L’a.d. che arriva a sorpresa in Molise non fa altro che confermare le sue parole dichiarate poche ore fa ad un giornale nazionale : Non vuole produrre piu’ meccanica a Termoli ma la riconvertira’ in fabbrica di batterie se il governo italiano dara’ l’ok ai finanziamenti pubblici e del PNNR.

Basti pensare che tanta cassaintegrazione e’ stata concessa all’azienda con l’ordinaria poi  con quella covid senza dimenticare che precedentemente i sindacati firmarono un contratto di solidarieta’ che serviva a realizzare un nuovo motore, viste le prerogative di riconversione, di meccanica a Termoli rimarra’ forse solo l’ombra.Piuttosto ricordiamo che il governo francese invece e’ dentro il gruppo sin dall’inizio cedendo le sue quote del 6,2% in Stellantis a Bpifrance, controllata per il 49,3% dalla Caisse des Depots et Consignations, Cdc, e da Epic, ente ugualmente governativo, molti operai da Termoli sono a lavoro negli stabilimenti francesi mentre qui si continuano a chiedere gli ammortizzatori sociali.

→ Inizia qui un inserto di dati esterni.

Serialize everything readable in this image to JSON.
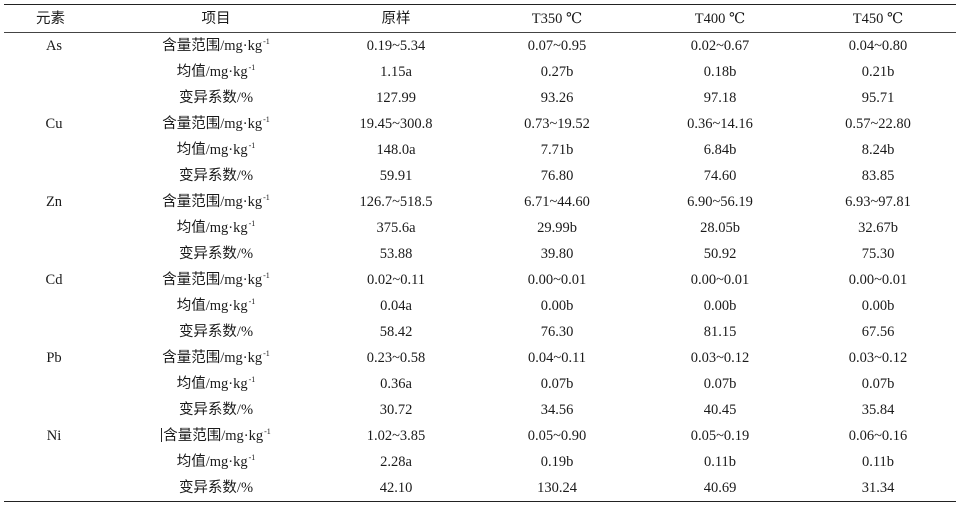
{
  "table": {
    "headers": {
      "element": "元素",
      "item": "项目",
      "raw": "原样",
      "t350": "T350 ℃",
      "t400": "T400 ℃",
      "t450": "T450 ℃"
    },
    "groups": [
      {
        "element": "As",
        "rows": [
          {
            "item": "含量范围/mg·kg",
            "exp": "-1",
            "raw": "0.19~5.34",
            "t350": "0.07~0.95",
            "t400": "0.02~0.67",
            "t450": "0.04~0.80"
          },
          {
            "item": "均值/mg·kg",
            "exp": "-1",
            "raw": "1.15a",
            "t350": "0.27b",
            "t400": "0.18b",
            "t450": "0.21b"
          },
          {
            "item": "变异系数/%",
            "exp": "",
            "raw": "127.99",
            "t350": "93.26",
            "t400": "97.18",
            "t450": "95.71"
          }
        ]
      },
      {
        "element": "Cu",
        "rows": [
          {
            "item": "含量范围/mg·kg",
            "exp": "-1",
            "raw": "19.45~300.8",
            "t350": "0.73~19.52",
            "t400": "0.36~14.16",
            "t450": "0.57~22.80"
          },
          {
            "item": "均值/mg·kg",
            "exp": "-1",
            "raw": "148.0a",
            "t350": "7.71b",
            "t400": "6.84b",
            "t450": "8.24b"
          },
          {
            "item": "变异系数/%",
            "exp": "",
            "raw": "59.91",
            "t350": "76.80",
            "t400": "74.60",
            "t450": "83.85"
          }
        ]
      },
      {
        "element": "Zn",
        "rows": [
          {
            "item": "含量范围/mg·kg",
            "exp": "-1",
            "raw": "126.7~518.5",
            "t350": "6.71~44.60",
            "t400": "6.90~56.19",
            "t450": "6.93~97.81"
          },
          {
            "item": "均值/mg·kg",
            "exp": "-1",
            "raw": "375.6a",
            "t350": "29.99b",
            "t400": "28.05b",
            "t450": "32.67b"
          },
          {
            "item": "变异系数/%",
            "exp": "",
            "raw": "53.88",
            "t350": "39.80",
            "t400": "50.92",
            "t450": "75.30"
          }
        ]
      },
      {
        "element": "Cd",
        "rows": [
          {
            "item": "含量范围/mg·kg",
            "exp": "-1",
            "raw": "0.02~0.11",
            "t350": "0.00~0.01",
            "t400": "0.00~0.01",
            "t450": "0.00~0.01"
          },
          {
            "item": "均值/mg·kg",
            "exp": "-1",
            "raw": "0.04a",
            "t350": "0.00b",
            "t400": "0.00b",
            "t450": "0.00b"
          },
          {
            "item": "变异系数/%",
            "exp": "",
            "raw": "58.42",
            "t350": "76.30",
            "t400": "81.15",
            "t450": "67.56"
          }
        ]
      },
      {
        "element": "Pb",
        "rows": [
          {
            "item": "含量范围/mg·kg",
            "exp": "-1",
            "raw": "0.23~0.58",
            "t350": "0.04~0.11",
            "t400": "0.03~0.12",
            "t450": "0.03~0.12"
          },
          {
            "item": "均值/mg·kg",
            "exp": "-1",
            "raw": "0.36a",
            "t350": "0.07b",
            "t400": "0.07b",
            "t450": "0.07b"
          },
          {
            "item": "变异系数/%",
            "exp": "",
            "raw": "30.72",
            "t350": "34.56",
            "t400": "40.45",
            "t450": "35.84"
          }
        ]
      },
      {
        "element": "Ni",
        "rows": [
          {
            "item": "含量范围/mg·kg",
            "exp": "-1",
            "raw": "1.02~3.85",
            "t350": "0.05~0.90",
            "t400": "0.05~0.19",
            "t450": "0.06~0.16",
            "cursor": true
          },
          {
            "item": "均值/mg·kg",
            "exp": "-1",
            "raw": "2.28a",
            "t350": "0.19b",
            "t400": "0.11b",
            "t450": "0.11b"
          },
          {
            "item": "变异系数/%",
            "exp": "",
            "raw": "42.10",
            "t350": "130.24",
            "t400": "40.69",
            "t450": "31.34"
          }
        ]
      }
    ]
  }
}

Siamo abituati a vedere le cose cosi’ come stanno , i castelli in aria li lasciamo ai sindacati partecipativi e ad alcuni giornalisti che sembrerebbero piu’ dei bravi illusionisti.Comunque tutto, comunichiamo che nei prossimi giorni saremo fuori i cancelli dello stabilimento termolese con un presidio di protesta autorganizzato dagli stessi operai che sono stanchi di subire favolette , intanto tutto e’ in aumento , luce , gas , benzina compresi i giorni di cassaintegrazione e non lavoro.Le chiacchiere se le porta il vento”.